A payment gateway is an ecommerce service that processes credit card payments for online and regular stores. They enable these transactions by connecting an Internet website to the traditional banking network, so that the transaction information can be transmitted to a payment processor.
Payment gateways don’t transmit payments (that is the role of payment processors); rather, payment gateways confirm the authorization for the transaction to the merchant in a secure and convenient way for the cardholder.
Payment gateway providers offer a broad range of services that can include processing funds, verifying cardholder accounts, AVS checks, geolocation, delivery address verification, identity morphing detection, analysis of velocity patterns, and calculating tax. Payment gateway providers also have to adhere to PCI compliance standards, and constantly evolve their security standards to prevent fraud. Payment gateways fulfill a vital role.
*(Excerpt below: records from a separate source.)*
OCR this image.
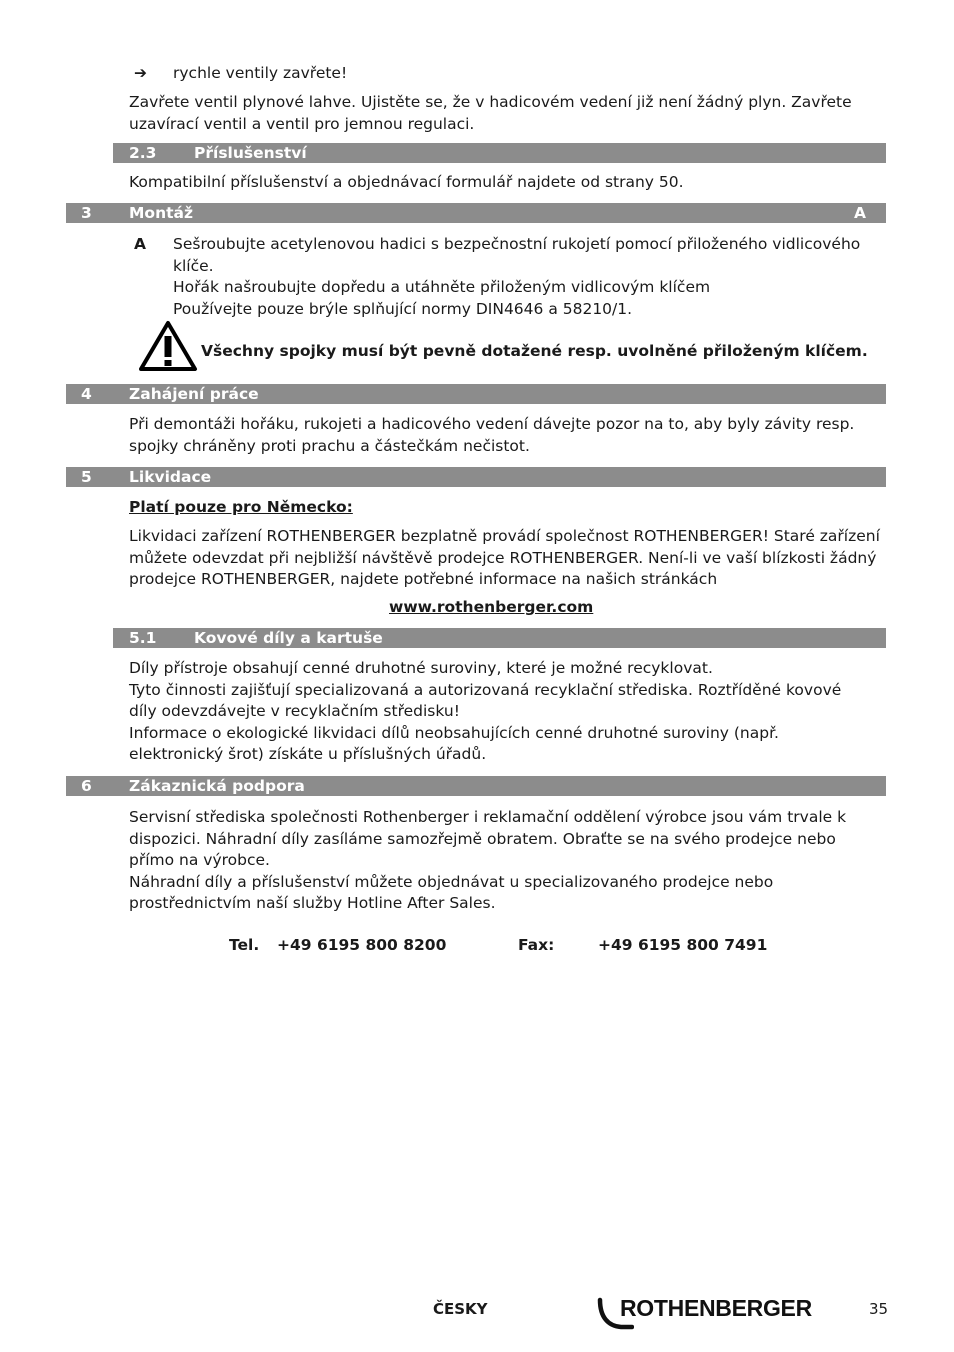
➔ rychle ventily zavřete!
Zavřete ventil plynové lahve. Ujistěte se, že v hadicovém vedení již není žádný plyn. Zavřete
uzavírací ventil a ventil pro jemnou regulaci.
2.3 Příslušenství
Kompatibilní příslušenství a objednávací formulář najdete od strany 50.
3 Montáž	A
A Sešroubujte acetylenovou hadici s bezpečnostní rukojetí pomocí přiloženého vidlicového
klíče.
Hořák našroubujte dopředu a utáhněte přiloženým vidlicovým klíčem
Používejte pouze brýle splňující normy DIN4646 a 58210/1.
Všechny spojky musí být pevně dotažené resp. uvolněné přiloženým klíčem.
4 Zahájení práce
Při demontáži hořáku, rukojeti a hadicového vedení dávejte pozor na to, aby byly závity resp.
spojky chráněny proti prachu a částečkám nečistot.
5 Likvidace
Platí pouze pro Německo:
Likvidaci zařízení ROTHENBERGER bezplatně provádí společnost ROTHENBERGER! Staré zařízení
můžete odevzdat při nejbližší návštěvě prodejce ROTHENBERGER. Není-li ve vaší blízkosti žádný
prodejce ROTHENBERGER, najdete potřebné informace na našich stránkách
www.rothenberger.com
5.1 Kovové díly a kartuše
Díly přístroje obsahují cenné druhotné suroviny, které je možné recyklovat.
Tyto činnosti zajišťují specializovaná a autorizovaná recyklační střediska. Roztříděné kovové
díly odevzdávejte v recyklačním středisku!
Informace o ekologické likvidaci dílů neobsahujících cenné druhotné suroviny (např.
elektronický šrot) získáte u příslušných úřadů.
6 Zákaznická podpora
Servisní střediska společnosti Rothenberger i reklamační oddělení výrobce jsou vám trvale k
dispozici. Náhradní díly zasíláme samozřejmě obratem. Obraťte se na svého prodejce nebo
přímo na výrobce.
Náhradní díly a příslušenství můžete objednávat u specializovaného prodejce nebo
prostřednictvím naší služby Hotline After Sales.
Tel. +49 6195 800 8200	Fax:	+49 6195 800 7491
ČESKY	ROTHENBERGER	35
Payment gateway services are delivered to users independently, or the software can be integrated with modules in larger financial suites for more effective processing.
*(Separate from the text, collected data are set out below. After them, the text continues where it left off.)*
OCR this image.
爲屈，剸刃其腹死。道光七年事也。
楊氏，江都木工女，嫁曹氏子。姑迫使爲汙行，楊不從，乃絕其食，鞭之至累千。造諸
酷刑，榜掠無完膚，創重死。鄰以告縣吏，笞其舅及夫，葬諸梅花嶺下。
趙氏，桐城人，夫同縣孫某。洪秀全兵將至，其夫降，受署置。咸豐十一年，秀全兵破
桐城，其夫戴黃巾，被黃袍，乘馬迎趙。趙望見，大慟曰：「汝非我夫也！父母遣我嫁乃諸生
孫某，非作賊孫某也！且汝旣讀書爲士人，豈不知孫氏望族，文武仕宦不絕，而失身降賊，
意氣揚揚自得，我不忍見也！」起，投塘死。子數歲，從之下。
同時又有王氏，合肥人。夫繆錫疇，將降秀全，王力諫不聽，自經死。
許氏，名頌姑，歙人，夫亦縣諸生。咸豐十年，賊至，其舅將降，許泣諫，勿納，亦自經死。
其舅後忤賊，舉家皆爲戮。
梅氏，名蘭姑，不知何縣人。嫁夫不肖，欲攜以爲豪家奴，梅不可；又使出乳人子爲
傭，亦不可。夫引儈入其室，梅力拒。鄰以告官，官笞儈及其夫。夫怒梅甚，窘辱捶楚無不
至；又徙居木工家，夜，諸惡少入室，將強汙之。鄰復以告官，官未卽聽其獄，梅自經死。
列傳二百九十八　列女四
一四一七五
Once the payment gateway has secured the authorization of funds for the merchant, the payment processor takes over to complete the transaction. So both are integrated in every online credit card transaction, and are vital for the success of all credit card transactions made online.
How payment gateways work:
As soon as a credit card payment is processed via a payment gateway there are a number of processes that automatically kick in to finalize the transaction. These include:
- Encryption: the data is immediately encrypted and sent from the merchant’s pay point to the payment processor of the merchant’s acquiring bank.
- Authorization request: the payment processor sends the transaction data to the relative card association and the cardholder’s issuing bank approves or declines the payment.
- Finalizing the transaction: the processor relays the approved or declined information back to the payment gateway and the payment gateway transmits the result to the merchant’s website or interface.
At this point the merchant can either release the goods purchased, or advise the customer that the card payment has been declined, as the case may be. Although this is a complicated process, the payment gateway processes everything in a matter of seconds, costing the merchant and the cardholder very little time.